If you’re an online gambling affiliate, you know what we’re talking about. If you’re just a player who likes a hand of poker or blackjack once in while, read on and learn why the USA government is the pot calling the kettle black.
In recent weeks, starting with the seizure of PokerStars.com, AbsolutePoker.com/UltimateBet.com, and FullTiltPoker.com in May, the online USA facing online gambling industry has been in complete turmoil, unsure of what’s going to happen next or whose website might get commandeered by the government. Professional poker players who made thousands of dollars playing online are now out of a job. USA customers loyal to offshore gambling casinos and sportsbooks are also seeing tough times: some outfits have stopped accepting USA players altogether and have turned their attention to Europe while others simply closed and got out of Dodge.
The USA government’s unprecedented actions would make sense if ANY and ALL forms of online gambling were banned in the USA. Further, if there was an express law against online gambling, seizing websites breaking this law would make sense.
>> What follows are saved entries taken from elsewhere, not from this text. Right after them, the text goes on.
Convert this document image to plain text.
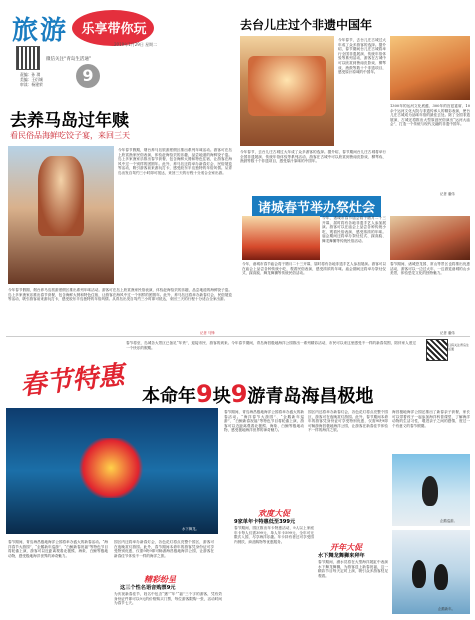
旅游 乐享带你玩
2019年1月29日 星期二
微信关注“青岛生活通”
责编：孙 琪
美编：王衍城
审读：杨建荣	9
去台儿庄过个非遗中国年
今年春节，去台儿庄古城过大年成了众多游客的选择。据介绍，春节期间台儿庄古城将举行全国非遗展演、传统年俗体验等系列活动，游客在古城中可以欣赏到鲁南皮影戏、柳琴戏、渔鼓等数十个非遗项目，感受原汁原味的中国年。
今年春节，去台儿庄古城过大年成了众多游客的选择。据介绍，春节期间台儿庄古城将举行全国非遗展演、传统年俗体验等系列活动，游客在古城中可以欣赏到鲁南皮影戏、柳琴戏、渔鼓等数十个非遗项目，感受原汁原味的中国年。
1300年的运河文化底蕴、300年的宫廷宴席、10余个运河文化大院与非遗传承人的精彩表演，使台儿庄古城成为品味年俗的最佳去处。除了全国非遗展演，古城还将推出大型原创民俗演出“运河大庙会”，打造一个传统与现代交融的非遗中国年。
记者 潘伟
去养马岛过年赎
看民俗品海鲜吃饺子宴，来回三天
今年春节假期，烟台养马岛旅游度假区推出系列年味活动。游客可在岛上欣赏渔家民俗表演，体验赶海拾贝的乐趣，品尝地道的海鲜饺子宴。岛上多家渔家乐推出春节套餐，包含海鲜大餐和特色住宿，让游客在海风中过一个别样的团圆年。此外，养马岛还将举办新春灯会、民俗展览等活动，吸引游客前来游玩打卡，感受胶东半岛独特的年俗风情。从青岛出发自驾约三小时即可抵达，来回三天的行程十分适合全家出游。
今年春节假期，烟台养马岛旅游度假区推出系列年味活动。游客可在岛上欣赏渔家民俗表演，体验赶海拾贝的乐趣，品尝地道的海鲜饺子宴。岛上多家渔家乐推出春节套餐，包含海鲜大餐和特色住宿，让游客在海风中过一个别样的团圆年。此外，养马岛还将举办新春灯会、民俗展览等活动，吸引游客前来游玩打卡，感受胶东半岛独特的年俗风情。从青岛出发自驾约三小时即可抵达，来回三天的行程十分适合全家出游。
记者 马锋
诸城春节举办祭灶会
今年，诸城市春节庙会将于腊月二十三开幕，届时将有各地非遗手艺人参加展演。游客可以在庙会上品尝各种传统小吃，观看民俗表演，感受浓浓的年味。庙会期间还将举办祭灶仪式、踩高跷、舞龙舞狮等传统民俗活动。
今年，诸城市春节庙会将于腊月二十三开幕，届时将有各地非遗手艺人参加展演。游客可以在庙会上品尝各种传统小吃，观看民俗表演，感受浓浓的年味。庙会期间还将举办祭灶仪式、踩高跷、舞龙舞狮等传统民俗活动。
春节期间，诸城恐龙园、常山等景区也将推出优惠活动，游客可以一边过大年，一边游览诸城的山水美景，体验恐龙文化的独特魅力。
记者 潘伟
春节将至，岛城各大景区已备足“年货”，迎接市民、游客的到来。今年春节期间，青岛海昌极地海洋公园推出一系列精彩活动，市民可以来这里感受不一样的新春氛围，陪伴家人度过一个快乐的假期。
扫码关注青岛生活通
春节特惠 本命年9块9游青岛海昌极地
水下舞龙。
春节期间，青岛海昌极地海洋公园将举办盛大的新春活动。“海洋春节大游园”、“企鹅新年巡游”、“白鲸新春祝福”等特色节目将轮番上演，游客可以近距离观看北极熊、海象、白鲸等极地动物，感受极地海洋世界的神奇魅力。
园区内还将举办新春灯会，各色花灯将点亮整个园区，游客可在夜晚赏灯游园。此外，春节期间本命年的游客凭身份证可享受特别优惠，仅需9块9即可畅游海昌极地海洋公园，让游客在新春佳节体验不一样的海洋之旅。
海昌极地海洋公园还推出了新春亲子套餐，家长可以带着孩子一起参加海洋科普课堂，了解海洋动物的生活习性，增进亲子之间的感情，度过一个有意义的春节假期。
企鹅巡游。
欢度大促
9家单年卡特惠低至399元
春节期间，园区推出年卡特惠活动，9人以上家庭年卡每人仅需399元，单人年卡599元，全年可无限次入园，尽享海洋乐趣。年卡持有者还可享受园内餐饮、商品购物等优惠服务。
春节期间，青岛海昌极地海洋公园将举办盛大的新春活动。“海洋春节大游园”、“企鹅新年巡游”、“白鲸新春祝福”等特色节目将轮番上演，游客可以近距离观看北极熊、海象、白鲸等极地动物，感受极地海洋世界的神奇魅力。
园区内还将举办新春灯会，各色花灯将点亮整个园区，游客可在夜晚赏灯游园。此外，春节期间本命年的游客凭身份证可享受特别优惠，仅需9块9即可畅游海昌极地海洋公园，让游客在新春佳节体验不一样的海洋之旅。
精彩纷呈
这三个性名语音购票9元
为庆祝新春佳节，姓名中包含“猪”“年”“福”三个字的游客，凭有效身份证件即可以9元的价格购买门票，每位游客限购一张，活动时间为春节七天。
开年大促
水下舞龙舞狮来拜年
春节期间，潜水员将在大型海洋展缸中表演水下舞龙舞狮，为游客送上新春祝福，这一精彩节目每天定时上演，吸引众多游客驻足观看。
企鹅新年。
The problem is, the 2006 UIGEA only makes processing payments to offshore gambling operations illegal, not the actual businesses themselves. The USA would be clearly overstepping its jurisdiction if it started closing casinos in Costa Rica or Antigua; but this doesn’t matter since the government’s fear tactics have already scared a number of online gaming companies out of the business.
So where’s the hypocrisy? Look no further than Washington D.C. itself and neighboring state Kentucky. Anyone involved in the gaming industry most certainly remembers Kentucky governor Steve Beshear’s blitzkrieg against online gambling domain names, believing that the owners of each domain name represented businesses that were stealing money from the Kentucky economy. As a result, many offshore gaming companies were put on the defensive while lawyers went to court in Kentucky to reclaim their domain names, thanks in part to the efforts of the IMEGA advocacy group. The case itself is still in legal limbo while Kentucky officials plan an appeal to a higher court.
Now imagine if a court in Iran ruled that CNN was promoting the agenda of the “infidels”: could it summon owners to Tehran and strip them of their domain name? Probably not, but this is what kind of legal precedent is being set with Kentucky’s actions.
Just recently, Washington DC has made overtures towards starting the nation’s first legal online casino and poker room. For those outside the United States, Washington DC is not a state: it is simply a place where the federal government operates independent from the interests of any other governing body. Citizens of the District live much like any other American and are allowed to vote, own property, and get a D.C. driver’s license. The district’s Attorney General and a forward thinking group of politicians believe Washington could make as much as $13 million over the next four years if the plan is approved. Logistics are still in the works. Concerns voiced by opponents include the usual smattering of proper age verification, problem gambling prevention, and the denigration of societal values.
Funny eh? The capital building is a stone’s throw from the DC municipal government offices, and yet online gambling could realistically be offered in the District of Columbia VERY soon! Watch out fellow Senators, we hear John McCain has a MEAN poker face!
Next we move to Kentucky, the blue grass state and home of Churchill Downs, the location of the annual Kentucky Derby. Suffice to say, Kentucky is the home of American horse racing, with thousands of foals sired every year and hundreds training to compete in well over 150 races across the country. Governor Beshear used Kentucky’s horse racing legacy as a means to leverage his outspoken position against online gambling, effectively subpoenaing every domain name owner that was “stealing money from the Commonwealth of Kentucky.”
Whether or not an online gambling business in Antigua is “stealing” from Kentucky is questionable, let alone a bit overzealous to say the least. Meanwhile, Kentucky recently allowed a business group to open TwinSpires.com, the nation’s first, fully legal online racebook. Customers from around the nation can join TwinSpires.com and deposit funds much like any offshore racebook. Then, they have access to nearly every horse race in the country, with betting action offered year round at various different tracks.
It’s interesting that Beshear hasn’t shut TwinSpires.com down. It’s “online gambling”, right? Oh, we forgot: this business essentially helps pay Beshear’s salary, supplying tax revenue to the state. In this case, online gambling is OK.
To be clear, we’re not against the TwinSpires.com horse racebook model or any other form of legal USA gambling be it poker, casino, or sports betting. The problem lies with two faced politicians who are stuck in the past and allow their own greed to govern their decision making.
It’s good that Kentucky and Washington D.C. are moving forward towards the creation of a national online gambling industry, but it’s also unfortunate that these efforts come at the expense of legal offshore businesses operating in other countries who are not subject to any USA law whatsoever.
Face it lawmakers: you can’t have your cake and eat it, too. USA online gambling either becomes legal and competitive with offshore businesses, or you continue to lie and collect a paycheck making a mockery of sovereign nations that legally license and regulate online casinos, poker rooms, or sportsbooks.